= Deborah S. Esquenazi =

Documentary filmmaker, writer, radio producer, instructor, and investigative journalist

Deborah S. Esquenazi is an American documentary filmmaker, writer, radio producer, instructor, and investigative journalist. She is a native Texan and currently resides in Austin, Texas with her wife and two children. She is the acclaimed director of the award-winning documentary Southwest of Salem: The Story of the San Antonio Four, as well as half a dozen short films and essays. Her work focuses on the intersections of mythology & justice, and identity & power. Esquenazi is a Rockwood JustFilms Ford Foundation Fellow, Sundance Creative Producing Lab Fellow (2015), Firelight Media Producers’ Lab Fellow (2015), IFP Spotlight on Docs (2015), Artist on two Artplace America commissions (2015), and Sundance Documentary Film Fellow (2014).

== Career ==
Southwest of Salem: The Story of the San Antonio Four is Esquenazi's first feature-length film. It follows the story of four Latina lesbian women who were wrongfully convicted in the late 1990s for allegedly gang-raping two little girls in the midst of the homophobic “satanic-panic” era of the 1980s and 1990s. The film, which took an overall seven years to make, played a key role in the lives of the convicted women who spent nearly 15 years in prison, eventually leading to their exoneration in 2016 with the film cited in the first paragraph of the court's opinion. The film also played an important role in Esquenazi's own decision to come out at the age of 33 while making the film.

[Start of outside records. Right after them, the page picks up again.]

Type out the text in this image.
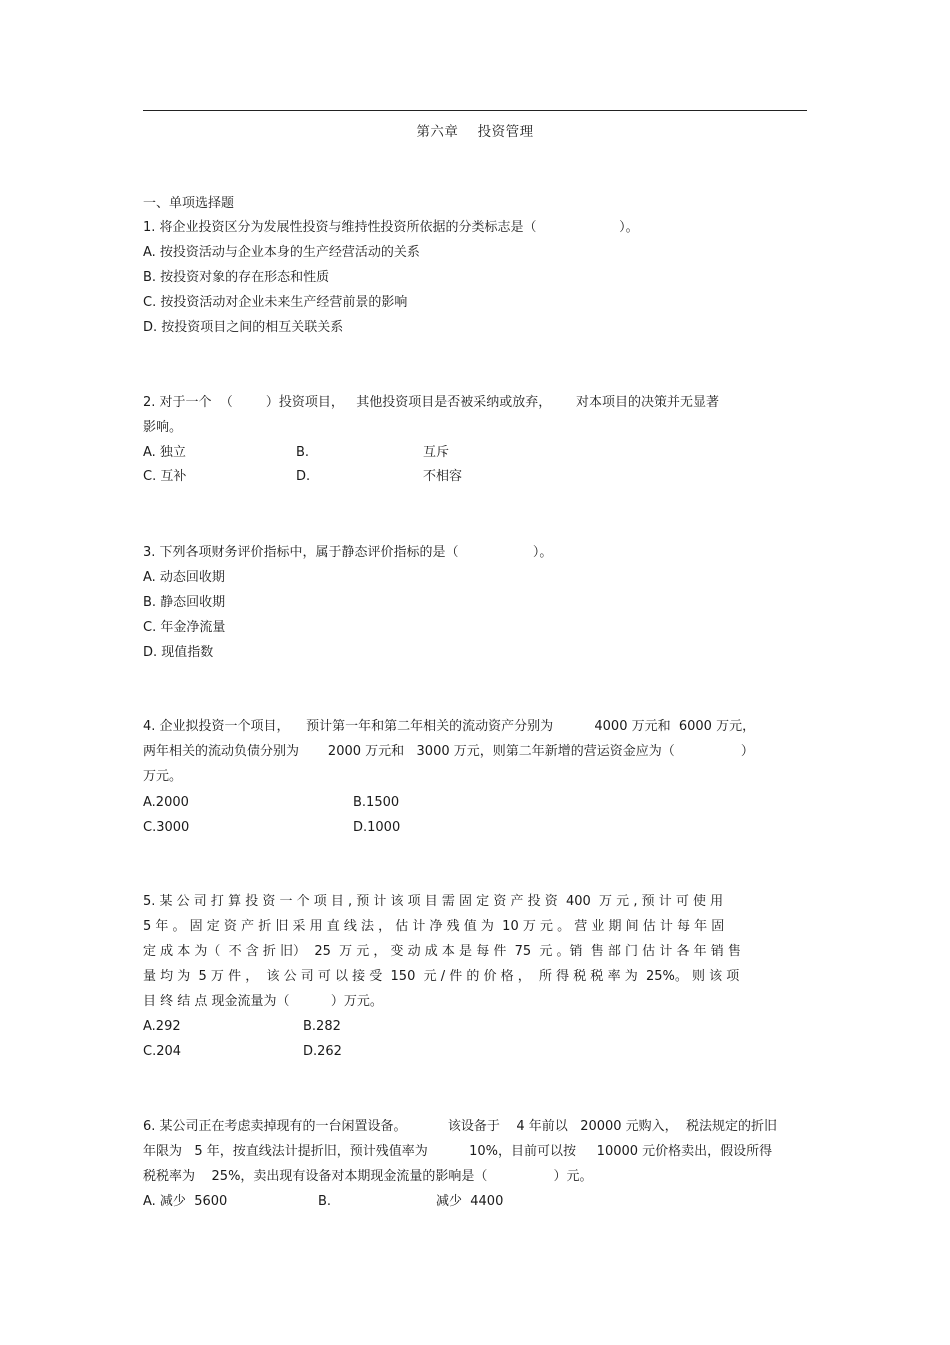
第六章    投资管理
一、单项选择题
1. 将企业投资区分为发展性投资与维持性投资所依据的分类标志是（                    ）。
A. 按投资活动与企业本身的生产经营活动的关系
B. 按投资对象的存在形态和性质
C. 按投资活动对企业未来生产经营前景的影响
D. 按投资项目之间的相互关联关系
2. 对于一个  （        ）投资项目，   其他投资项目是否被采纳或放弃，      对本项目的决策并无显著
影响。
A. 独立	B.	互斥
C. 互补	D.	不相容
3. 下列各项财务评价指标中，属于静态评价指标的是（                  ）。
A. 动态回收期
B. 静态回收期
C. 年金净流量
D. 现值指数
4. 企业拟投资一个项目，    预计第一年和第二年相关的流动资产分别为          4000 万元和  6000 万元，
两年相关的流动负债分别为       2000 万元和   3000 万元，则第二年新增的营运资金应为（                ）
万元。
A.2000	B.1500
C.3000	D.1000
5. 某 公 司 打 算 投 资 一 个 项 目 , 预 计 该 项 目 需 固 定 资 产 投 资  400  万 元 , 预 计 可 使 用
5 年 。 固 定 资 产 折 旧 采 用 直 线 法 ， 估 计 净 残 值 为  10 万 元 。 营 业 期 间 估 计 每 年 固
定 成 本 为（  不 含 折 旧）  25  万 元 ， 变 动 成 本 是 每 件  75  元 。销  售 部 门 估 计 各 年 销 售
量 均 为  5 万 件 ，  该 公 司 可 以 接 受  150  元 / 件 的 价 格 ，  所 得 税 税 率 为  25%。 则 该 项
目 终 结 点 现金流量为（          ）万元。
A.292	B.282
C.204	D.262
6. 某公司正在考虑卖掉现有的一台闲置设备。          该设备于    4 年前以   20000 元购入，  税法规定的折旧
年限为   5 年，按直线法计提折旧，预计残值率为          10%，目前可以按     10000 元价格卖出，假设所得
税税率为    25%，卖出现有设备对本期现金流量的影响是（                ）元。
A. 减少  5600	B.	减少  4400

Esquenazi first heard about the story from friend and mentor Debbie Nathan. The filmmaker was struck by Elizabeth Ramirez's trial transcripts and a home VHS tape of the family, and decided to meet the women. After visiting the accused in prison and developing a strong connection to the story, Esquenazi set out to make the film and ultimately a difference in their lives. The original idea was to turn it into a radio piece, however it was not picked up by anyone. The story was then going to become a short film for Texas Monthly but faced challenges in funding.

The film went on to win several awards including Outstanding Documentary at the 28th GLAAD Media Awards as well as a 2017 Peabody Award.

She has also received funding from Humanities Texas, Sundance Institute, John D. and Catherine T. MacArthur Fund, Chicken & Egg Pictures, Astraea Global Arts Fund, Paul Robeson Fund for Independent media, and several others.